Pedro Almodóvar has always been a trailblazing pioneer. An innate rebel. One against the reductionist and binary depictions of women which were far from corresponding with the strong, witty, vulnerable and proud female characters he grew up surrounded by, but also a rebel against a Spain in black and white which was still suspicious of peculiarity or deviation.

A look into his body of work gives us a few hints of what a remarkable talent he is, but none of his previous films amounts to such a personal and honest account of his own life. While not fully autobiographical (Almodóvar himself has acknowledged how troubling he finds to call the main character his ‘alter ego’) “Pain and Glory” is in many ways what 8 1/2 was to Fellini: a pinnacle achievement that is both a love letter to cinema and a brave and somewhat unsettling take on his upbringing.

Salvador Mallo (Antonio Banderas) is a film director at the creative crossroads of his walk into maturity. Incapable of getting back to directing and fully centered on dealing with his Pain -both physical and existential-, he finds comfort in memories of his childhood, those that shaped him. From his early sexual awakening, his long days by the riverside, to his mother – a woman painfully direct and transparent, unwilling to decorate her version of things. Almodóvar remarkably depicts her as an observer, one who lurks and quickly understands the oddness in her son, but who decides neither to suppress it nor to encourage it. Here, both Penelope Cruz’s and Julieta Serrano’s versions of the matriarch prove the most sincere and luminous performances in the film, together with Banderas’ hypnotizing turn.

“Pain and Glory” also represents a step forward in the Spanish director’s more restrained and austere narrative. This is far from meaning that Almodóvar has given up his playful color choices or his preference for social outliers, but perhaps that this is a film tailor-made for himself and his understanding of the medium. As a viewer, one has to feel gratitude for such a personal investment in the story the auteur is getting across – as his commitment to the characters and the events elegantly translates into a profoundly moving journey.

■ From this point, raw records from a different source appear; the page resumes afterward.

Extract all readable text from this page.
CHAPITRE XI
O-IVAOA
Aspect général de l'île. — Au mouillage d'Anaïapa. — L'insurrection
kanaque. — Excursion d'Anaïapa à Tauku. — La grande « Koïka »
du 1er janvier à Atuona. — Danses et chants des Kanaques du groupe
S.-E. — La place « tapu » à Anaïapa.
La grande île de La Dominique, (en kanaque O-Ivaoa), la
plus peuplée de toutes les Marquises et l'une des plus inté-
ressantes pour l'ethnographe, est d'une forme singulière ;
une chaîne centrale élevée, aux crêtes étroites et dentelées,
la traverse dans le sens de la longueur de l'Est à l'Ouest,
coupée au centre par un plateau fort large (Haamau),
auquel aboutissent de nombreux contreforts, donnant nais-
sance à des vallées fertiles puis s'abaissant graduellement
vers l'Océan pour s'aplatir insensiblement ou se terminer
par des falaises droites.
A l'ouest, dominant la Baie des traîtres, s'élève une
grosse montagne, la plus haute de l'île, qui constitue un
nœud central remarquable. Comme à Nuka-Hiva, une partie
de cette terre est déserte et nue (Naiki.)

As per usual, the film is a stylistic gem. But fortunately for us, the joy does not end there. “Pain and Glory” is Almodovar’s best movie since “Volver”, a piece of his life crafted with a level of love and care that leaves very little room for improvement.  

When the suffocating struggles of the mind become paralyzing, film is still there, as available, real and inviting as ever. Like a balm that saves you.